Wednesday, May 5, 2010

Day 3: Overall, a Better Day

Today was my first day back to teaching classes and it was totally helpful to keep busy. I even managed a morning shower without crying. I still felt like I had been punched in the stomach but no tears. After lunch we had a school-wide talent show. And that's when I made mistake number two. Looked at his Facebook page. I guess a few days ago I only saw one of the "comments" on a girl's photo and this time I saw a previous one. It was hard to see those comments coming from him toward another girl but even worse that this particular comment was from over the weekend. That's when I was in town, trying to spend as much time with my boyfriend as I could during a busy wedding weekend. Why were you already distancing yourself and looking at other girls during that time... what the hell happened?

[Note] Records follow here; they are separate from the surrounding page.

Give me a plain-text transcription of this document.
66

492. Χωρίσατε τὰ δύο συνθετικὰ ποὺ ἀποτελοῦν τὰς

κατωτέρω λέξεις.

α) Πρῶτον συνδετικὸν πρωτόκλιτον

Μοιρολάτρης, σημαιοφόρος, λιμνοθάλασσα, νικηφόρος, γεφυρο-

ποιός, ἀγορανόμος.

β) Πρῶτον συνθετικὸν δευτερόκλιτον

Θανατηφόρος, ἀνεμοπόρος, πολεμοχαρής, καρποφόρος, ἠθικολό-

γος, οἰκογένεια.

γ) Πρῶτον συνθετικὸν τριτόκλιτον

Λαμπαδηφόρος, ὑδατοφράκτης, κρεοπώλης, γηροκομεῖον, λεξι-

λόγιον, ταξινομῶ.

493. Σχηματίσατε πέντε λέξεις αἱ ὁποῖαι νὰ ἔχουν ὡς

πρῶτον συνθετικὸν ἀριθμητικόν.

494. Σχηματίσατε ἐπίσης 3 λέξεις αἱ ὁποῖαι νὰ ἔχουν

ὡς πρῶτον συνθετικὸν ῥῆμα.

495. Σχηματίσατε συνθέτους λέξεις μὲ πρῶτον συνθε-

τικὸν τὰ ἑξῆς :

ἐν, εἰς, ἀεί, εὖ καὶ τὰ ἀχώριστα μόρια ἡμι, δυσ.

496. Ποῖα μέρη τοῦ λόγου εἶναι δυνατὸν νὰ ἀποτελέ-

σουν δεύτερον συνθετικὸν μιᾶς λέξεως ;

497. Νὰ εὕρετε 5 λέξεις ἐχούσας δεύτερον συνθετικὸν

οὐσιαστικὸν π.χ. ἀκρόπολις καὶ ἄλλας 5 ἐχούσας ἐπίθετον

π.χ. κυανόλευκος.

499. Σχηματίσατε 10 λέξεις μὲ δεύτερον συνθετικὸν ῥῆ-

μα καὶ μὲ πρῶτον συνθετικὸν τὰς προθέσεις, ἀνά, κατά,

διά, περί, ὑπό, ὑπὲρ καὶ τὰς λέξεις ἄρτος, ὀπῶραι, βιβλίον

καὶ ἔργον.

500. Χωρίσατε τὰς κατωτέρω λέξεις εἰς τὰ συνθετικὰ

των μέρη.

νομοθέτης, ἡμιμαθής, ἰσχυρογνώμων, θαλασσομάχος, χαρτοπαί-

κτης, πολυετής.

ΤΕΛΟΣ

So that was a bad move, I managed to hold back the water works but had to go to the talent show feeling awful. After school I knew I should have gone to the gym but I just couldn't. I sat on the couch watching TV and doing stuff on the computer until I fell asleep at 9, again. At least even though I can't get myself motivated to work out, I haven't been pigging out. Quite the opposite thankfully, I can't eat anything at all without feeling like I'm going to puke.
I tell myself over and over that this is a good thing and in a few years I'll be so thankful we didn't keep up the charade, but right now, I completely understand how girls end up staying with the wrong guy for years. Being with the wrong person has got to be better than feeling like this, but I know it would only be temporarily better.